Uitspraak
RECHTBANK DEN HAAG
uitspraak van de enkelvoudige kamer in de zaken tussen
[Naam 1], eiser, en
[Naam 3], [Naam 4]en
[Naam 5],
Rechtbank Den Haag
In deze zaak heeft de Rechtbank Den Haag uitspraak gedaan over de asielaanvragen van een groep burgers uit Timor Leste, die hun aanvragen tot het verlenen van een verblijfsvergunning asiel voor bepaalde tijd als ongegrond hebben afgewezen. De eisers, die in Nederland asiel hebben aangevraagd, stellen dat zij vanwege negatieve belangstelling van westelijke milities in hun thuisland zijn gevlucht. De rechtbank heeft de zaak behandeld op 27 augustus 2021, waarbij de eisers werden bijgestaan door hun gemachtigde en een tolk. De rechtbank heeft vastgesteld dat de eisers onvoldoende bewijs hebben geleverd voor hun claims van vervolging en dat de door hen aangevoerde traumatische ervaringen niet aannemelijk zijn gemaakt.

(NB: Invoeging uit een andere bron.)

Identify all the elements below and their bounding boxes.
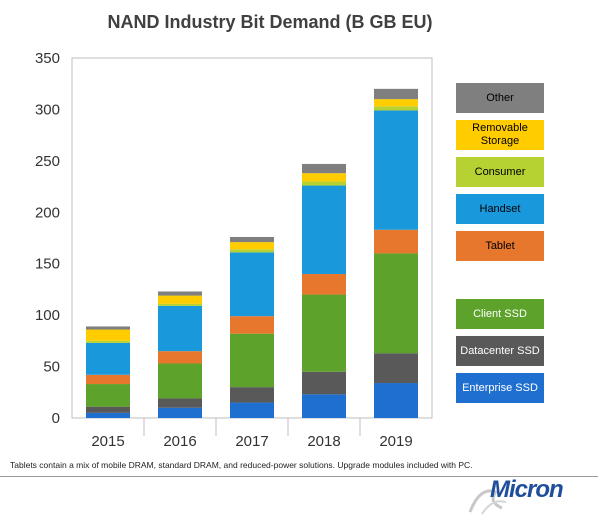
bar-segment-enterprise-ssd [86,412,130,418]
bar-segment-enterprise-ssd [374,383,418,418]
watermark-logo [468,489,507,515]
bar-segment-tablet [86,374,130,385]
legend-item-removable-storage: Removable Storage [456,120,544,150]
chart-title: NAND Industry Bit Demand (B GB EU) [107,12,433,32]
chart-plot: 0 50 100 150 200 250 300 350 2015 2016 2017 2018 20… [35,50,433,450]
legend-item-other: Other [456,83,544,113]
bar-segment-tablet [374,229,418,254]
bar-segment-tablet [230,316,274,334]
bar-segment-enterprise-ssd [302,394,346,418]
bar-segment-client-ssd [374,253,418,354]
x-tick-label: 2016 [163,433,196,450]
bar-segment-consumer [302,181,346,186]
micron-logo: Micron [490,476,564,503]
bar-segment-enterprise-ssd [230,402,274,418]
bar-segment-enterprise-ssd [158,407,202,418]
y-tick-label: 100 [35,307,60,324]
bar-segment-other [302,163,346,174]
bar-segment-other [158,291,202,296]
footnote-divider [0,476,598,477]
x-tick-label: 2018 [307,433,340,450]
bar-segment-client-ssd [158,363,202,399]
bar-segment-handset [374,110,418,230]
bar-segment-client-ssd [230,333,274,388]
bar-segment-consumer [158,303,202,306]
x-tick-label: 2015 [91,433,124,450]
legend-item-client-ssd: Client SSD [456,299,544,329]
bar-segment-tablet [302,274,346,295]
y-tick-label: 50 [43,359,60,376]
bar-segment-handset [86,342,130,375]
bar-segment-removable-storage [302,173,346,182]
bar-segment-client-ssd [302,294,346,372]
chart-footnote: Tablets contain a mix of mobile DRAM, st… [10,460,473,470]
bar-segment-removable-storage [86,329,130,341]
bar-segment-other [374,88,418,100]
bar-segment-client-ssd [86,384,130,407]
y-tick-label: 250 [35,153,60,170]
bar-segment-consumer [86,340,130,343]
bar-segment-datacenter-ssd [86,406,130,413]
bar-segment-handset [158,305,202,352]
x-tick-label: 2017 [235,433,268,450]
legend-item-enterprise-ssd: Enterprise SSD [456,373,544,403]
bar-segment-removable-storage [230,242,274,250]
bar-segment-removable-storage [374,99,418,107]
bar-segment-datacenter-ssd [374,353,418,384]
legend-item-consumer: Consumer [456,157,544,187]
bar-segment-tablet [158,351,202,364]
bar-segment-datacenter-ssd [158,398,202,408]
bar-segment-consumer [374,106,418,111]
bar-segment-other [230,236,274,243]
y-tick-label: 200 [35,204,60,221]
y-tick-label: 150 [35,256,60,273]
bar-segment-handset [230,252,274,317]
bar-segment-consumer [230,249,274,253]
legend-item-handset: Handset [456,194,544,224]
bar-segment-datacenter-ssd [230,387,274,403]
y-tick-label: 300 [35,101,60,118]
y-tick-label: 350 [35,50,60,67]
y-tick-label: 0 [52,410,60,427]
legend-item-datacenter-ssd: Datacenter SSD [456,336,544,366]
legend-item-tablet: Tablet [456,231,544,261]
bar-segment-other [86,326,130,330]
bar-segment-handset [302,185,346,274]
bar-segment-datacenter-ssd [302,371,346,395]
bar-segment-removable-storage [158,295,202,304]
x-tick-label: 2019 [379,433,412,450]
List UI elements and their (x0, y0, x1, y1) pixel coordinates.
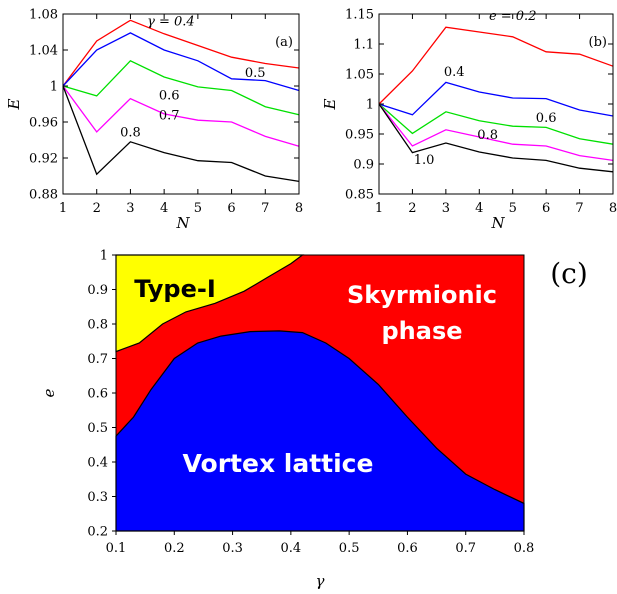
x-tick-label: 0.6 (397, 541, 418, 556)
series-line-a-1 (62, 32, 300, 92)
series-line-b-2 (378, 103, 614, 145)
x-tick-label: 4 (160, 201, 168, 216)
x-tick-label: 6 (542, 201, 550, 216)
x-tick-label: 5 (194, 201, 202, 216)
x-tick-label: 0.5 (339, 541, 360, 556)
y-tick-label: 1.04 (29, 44, 58, 59)
x-tick-label: 4 (475, 201, 483, 216)
y-tick-label: 1.1 (353, 38, 374, 53)
x-tick-label: 0.7 (455, 541, 476, 556)
series-annotation: 0.7 (159, 108, 180, 123)
series-annotation: 0.6 (536, 111, 557, 126)
series-annotation: 0.6 (159, 89, 180, 104)
region-label-vortex-lattice: Vortex lattice (183, 449, 374, 478)
x-tick-label: 3 (442, 201, 450, 216)
series-line-a-4 (62, 85, 300, 183)
y-tick-label: 0.4 (87, 456, 108, 471)
series-line-a-0 (62, 19, 300, 87)
y-tick-label: 1 (366, 98, 374, 113)
x-tick-label: 2 (93, 201, 101, 216)
panel-c-phase-diagram: 0.1 0.2 0.3 0.4 0.5 0.6 0.7 0.80.20.30.40.50.60… (40, 249, 588, 591)
series-line-a-3 (62, 85, 300, 147)
x-axis-label: γ (316, 572, 325, 590)
x-tick-label: 5 (509, 201, 517, 216)
x-tick-label: 0.1 (106, 541, 127, 556)
y-tick-label: 0.9 (353, 158, 374, 173)
y-tick-label: 0.9 (87, 283, 108, 298)
y-tick-label: 0.8 (87, 318, 108, 333)
region-type-i (115, 254, 305, 353)
y-axis-label: E (321, 98, 339, 110)
region-label-phase: phase (381, 317, 462, 345)
panel-label: (b) (589, 35, 607, 50)
series-annotation: 0.5 (245, 66, 266, 81)
y-tick-label: 1 (100, 249, 108, 264)
series-annotation: γ = 0.4 (147, 15, 195, 30)
x-axis-label: N (490, 214, 505, 232)
series-annotation: e = 0.2 (489, 9, 537, 24)
region-label-type-i: Type-I (134, 275, 216, 303)
y-tick-label: 1 (50, 80, 58, 95)
series-line-b-4 (378, 103, 614, 173)
region-label-skyrmionic: Skyrmionic (347, 281, 497, 309)
series-annotation: 0.8 (120, 125, 141, 140)
y-tick-label: 0.85 (345, 188, 374, 203)
y-tick-label: 0.95 (345, 128, 374, 143)
y-tick-label: 1.05 (345, 68, 374, 83)
series-line-b-0 (378, 26, 614, 105)
x-tick-label: 1 (59, 201, 67, 216)
x-tick-label: 0.2 (164, 541, 185, 556)
y-axis-label: E (5, 98, 23, 110)
x-tick-label: 0.4 (281, 541, 302, 556)
panel-a-chart: 1 2 3 4 5 6 7 8 0.88 0.92 0.96 1 1.04 1.08 N Eγ = 0.4 0.… (5, 8, 303, 233)
y-tick-label: 1.15 (345, 8, 374, 23)
plot-frame-a (62, 13, 300, 195)
x-tick-label: 8 (295, 201, 303, 216)
series-annotation: 1.0 (414, 153, 435, 168)
y-tick-label: 0.2 (87, 525, 108, 540)
x-tick-label: 3 (126, 201, 134, 216)
x-tick-label: 2 (408, 201, 416, 216)
x-tick-label: 8 (609, 201, 617, 216)
x-tick-label: 0.8 (514, 541, 535, 556)
series-line-b-1 (378, 81, 614, 117)
region-vortex-lattice (115, 330, 525, 532)
y-axis-label: e (40, 388, 58, 397)
x-tick-label: 7 (261, 201, 269, 216)
panel-label: (c) (550, 257, 588, 290)
y-tick-label: 0.92 (29, 152, 58, 167)
y-tick-label: 1.08 (29, 8, 58, 23)
y-tick-label: 0.6 (87, 387, 108, 402)
series-annotation: 0.8 (477, 128, 498, 143)
y-tick-label: 0.3 (87, 490, 108, 505)
y-tick-label: 0.96 (29, 116, 58, 131)
x-tick-label: 7 (575, 201, 583, 216)
panel-label: (a) (275, 35, 293, 50)
y-tick-label: 0.88 (29, 188, 58, 203)
panel-b-chart: 1 2 3 4 5 6 7 8 0.85 0.9 0.95 1 1.05 1.1 1.15 N Ee = 0.2… (321, 8, 617, 233)
y-tick-label: 0.7 (87, 352, 108, 367)
series-annotation: 0.4 (444, 65, 465, 80)
x-tick-label: 0.3 (222, 541, 243, 556)
x-axis-label: N (175, 214, 190, 232)
series-line-b-3 (378, 103, 614, 162)
y-tick-label: 0.5 (87, 421, 108, 436)
x-tick-label: 6 (227, 201, 235, 216)
series-line-a-2 (62, 60, 300, 116)
x-tick-label: 1 (375, 201, 383, 216)
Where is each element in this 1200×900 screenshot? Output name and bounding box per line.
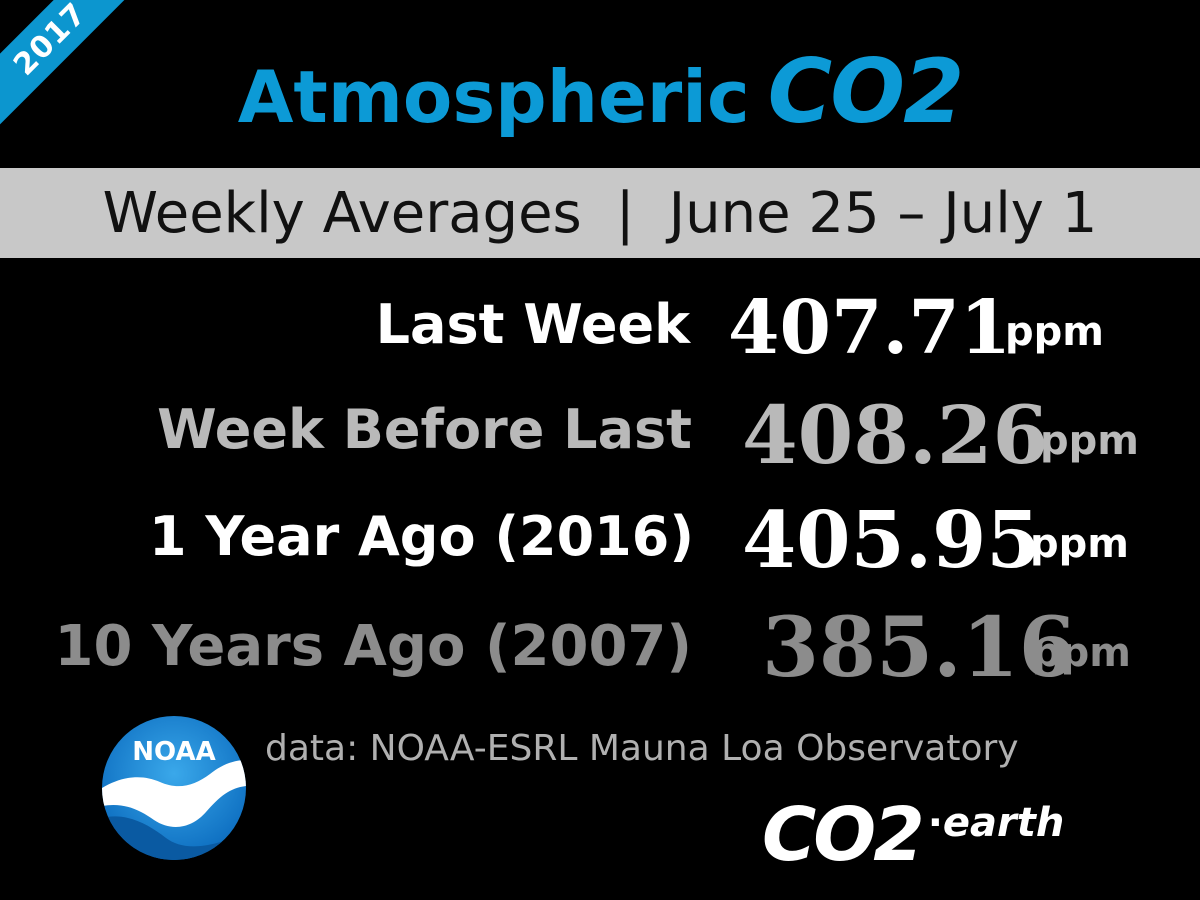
row-week-before-last: Week Before Last 408.26 ppm (0, 388, 1200, 488)
row-unit: ppm (1040, 418, 1139, 464)
row-10-years-ago: 10 Years Ago (2007) 385.16 ppm (0, 600, 1200, 700)
subtitle-right: June 25 – July 1 (668, 180, 1098, 246)
subtitle-separator: | (615, 180, 635, 246)
row-value: 407.71 (728, 285, 1012, 371)
subtitle-band: Weekly Averages | June 25 – July 1 (0, 168, 1200, 258)
row-value: 405.95 (742, 495, 1041, 586)
data-source: data: NOAA-ESRL Mauna Loa Observatory (265, 728, 1019, 769)
brand-part1: CO2 (762, 792, 925, 878)
row-value: 408.26 (742, 388, 1049, 482)
row-unit: ppm (1032, 630, 1131, 676)
page-title: Atmospheric CO2 (0, 40, 1200, 143)
row-unit: ppm (1005, 309, 1104, 355)
brand-dot: · (927, 800, 943, 846)
row-label: Week Before Last (157, 398, 692, 461)
row-label: Last Week (375, 293, 690, 356)
row-value: 385.16 (762, 600, 1076, 696)
row-label: 10 Years Ago (2007) (54, 614, 693, 679)
row-1-year-ago: 1 Year Ago (2016) 405.95 ppm (0, 495, 1200, 595)
row-label: 1 Year Ago (2016) (148, 505, 694, 568)
co2-earth-logo: CO2 ·earth (762, 792, 1064, 878)
title-co2: CO2 (767, 40, 965, 143)
noaa-logo-text: NOAA (132, 737, 215, 767)
subtitle-left: Weekly Averages (102, 180, 582, 246)
row-unit: ppm (1030, 521, 1129, 567)
noaa-bird-icon: NOAA (102, 737, 246, 860)
row-last-week: Last Week 407.71 ppm (0, 285, 1200, 385)
noaa-logo-icon: NOAA (102, 716, 246, 860)
brand-part2: earth (942, 800, 1065, 846)
title-text: Atmospheric (237, 55, 750, 139)
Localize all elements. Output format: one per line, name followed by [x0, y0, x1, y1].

De rechtbank oordeelt dat de eisers niet hebben aangetoond dat hun psychische klachten hen belemmerden in hun verklaringen over hun asielmotieven. De rechtbank heeft ook geoordeeld dat de eisers niet binnen zes maanden na de traumatische gebeurtenissen hun land van herkomst hebben verlaten, wat een voorwaarde is voor het verkrijgen van asiel op basis van artikel 29 van de Vreemdelingenwet. De rechtbank heeft de stelling van de eisers dat zij gevaar lopen bij terugkeer naar Oost-Timor niet geloofwaardig geacht, en heeft geconcludeerd dat de aanvragen om asiel terecht zijn afgewezen.
De uitspraak is gedaan door mr. J.F.I. Sinack en is openbaar gemaakt op 18 oktober 2021. Tegen deze uitspraak kan binnen vier weken hoger beroep worden ingesteld bij de Afdeling bestuursrechtspraak van de Raad van State. De rechtbank heeft geen aanleiding gezien voor een proceskostenveroordeling.